Education and Training Paths
There’s no single path into this career, but all of them center on electronics. The most common routes include an associate degree in electronics or a related technology program, a bachelor’s degree in biomedical engineering or another STEM field like physics, or advanced electronics training through the U.S. military. Military biomedical equipment technology programs are particularly well-regarded in this field, and many employers actively recruit from them.
Working engineers without a degree can also enter the field. Four years of full-time experience as a biomedical equipment technician (BMET) qualifies someone to sit for professional certification, even without formal education.
Professional Certification
The main credential is the Certified Radiology Equipment Specialist (CRES) designation, administered by the Association for the Advancement of Medical Instrumentation (AAMI). Full certification requires an associate degree or military training plus two years of hands-on BMET experience, or four years of experience without a degree. At least 40% of your work over the previous two years (or 25% over five years) must be specifically in radiology equipment.
The CRES exam covers a surprisingly broad range. Healthcare information technology makes up about 25% of the test, reflecting how deeply modern imaging equipment is integrated into hospital networks. Problem-solving accounts for another 25%. The rest splits among electronics fundamentals (10%), anatomy and physiology (7%), and topics like preventive maintenance procedures, test equipment usage, and regulatory standards. You need to understand not just how the machine works electrically, but what it’s imaging and why image quality matters clinically.
If you don’t yet meet the full eligibility requirements, AAMI offers candidate status. You can take the exam and then have five years to accumulate the necessary experience for full certification.
Work Environment and Travel
This is not a desk job. A typical field service engineer position with a major manufacturer like Philips involves roughly 70% travel within an assigned geographic territory, with average daily driving times of one to four hours. Occasional overnight stays and air travel come with the territory. You’ll work in hospital basements, radiology suites, operating rooms, and mobile imaging trailers parked outside rural clinics.
The hours are flexible in the way that sounds good on paper but means you’re sometimes working weekends, evenings, and on-call rotations. When a hospital’s only CT scanner goes down on a Saturday night, someone has to respond. The physical demands are real too: imaging equipment is heavy, spaces behind the machines are tight, and you’ll spend time crouching, lifting, and maneuvering in awkward positions.
Career Growth
Most people enter as junior field engineers working under supervision, handling routine maintenance and learning specific equipment platforms. With experience, you take on more complex repairs independently and may specialize in a particular modality like CT, MRI, or interventional fluoroscopy. Senior engineers often become the go-to experts for the toughest problems in their region, mentoring newer engineers and handling escalated service calls.

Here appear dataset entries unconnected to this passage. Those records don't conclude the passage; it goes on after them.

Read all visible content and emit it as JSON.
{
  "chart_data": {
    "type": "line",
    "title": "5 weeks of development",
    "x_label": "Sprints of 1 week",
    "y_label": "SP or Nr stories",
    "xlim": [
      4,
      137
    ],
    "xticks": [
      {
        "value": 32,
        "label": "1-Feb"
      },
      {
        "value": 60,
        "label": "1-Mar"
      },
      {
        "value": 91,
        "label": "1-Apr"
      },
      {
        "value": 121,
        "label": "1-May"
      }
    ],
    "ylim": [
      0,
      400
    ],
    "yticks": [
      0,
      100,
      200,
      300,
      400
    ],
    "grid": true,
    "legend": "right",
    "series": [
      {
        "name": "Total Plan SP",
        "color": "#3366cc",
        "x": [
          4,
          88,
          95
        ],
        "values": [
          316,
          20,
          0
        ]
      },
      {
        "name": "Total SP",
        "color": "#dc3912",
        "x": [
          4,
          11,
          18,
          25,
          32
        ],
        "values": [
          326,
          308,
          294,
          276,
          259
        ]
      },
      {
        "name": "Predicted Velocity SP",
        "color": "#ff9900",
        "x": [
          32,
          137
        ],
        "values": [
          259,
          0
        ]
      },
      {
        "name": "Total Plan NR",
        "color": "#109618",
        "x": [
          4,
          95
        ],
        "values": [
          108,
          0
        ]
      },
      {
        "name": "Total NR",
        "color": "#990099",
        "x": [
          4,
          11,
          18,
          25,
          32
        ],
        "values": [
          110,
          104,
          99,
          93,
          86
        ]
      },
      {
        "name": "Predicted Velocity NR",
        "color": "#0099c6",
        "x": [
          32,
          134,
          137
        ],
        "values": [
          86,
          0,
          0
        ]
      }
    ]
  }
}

From there, the path splits. Some engineers move into management, overseeing teams of field engineers across a larger territory. Others shift into technical training roles, teaching new engineers how to service equipment. A smaller number move into applications engineering or sales support, where their deep technical knowledge helps hospitals evaluate and implement new imaging systems. The combination of electronics expertise, healthcare knowledge, and customer-facing experience makes x-ray engineers versatile enough to move in several directions.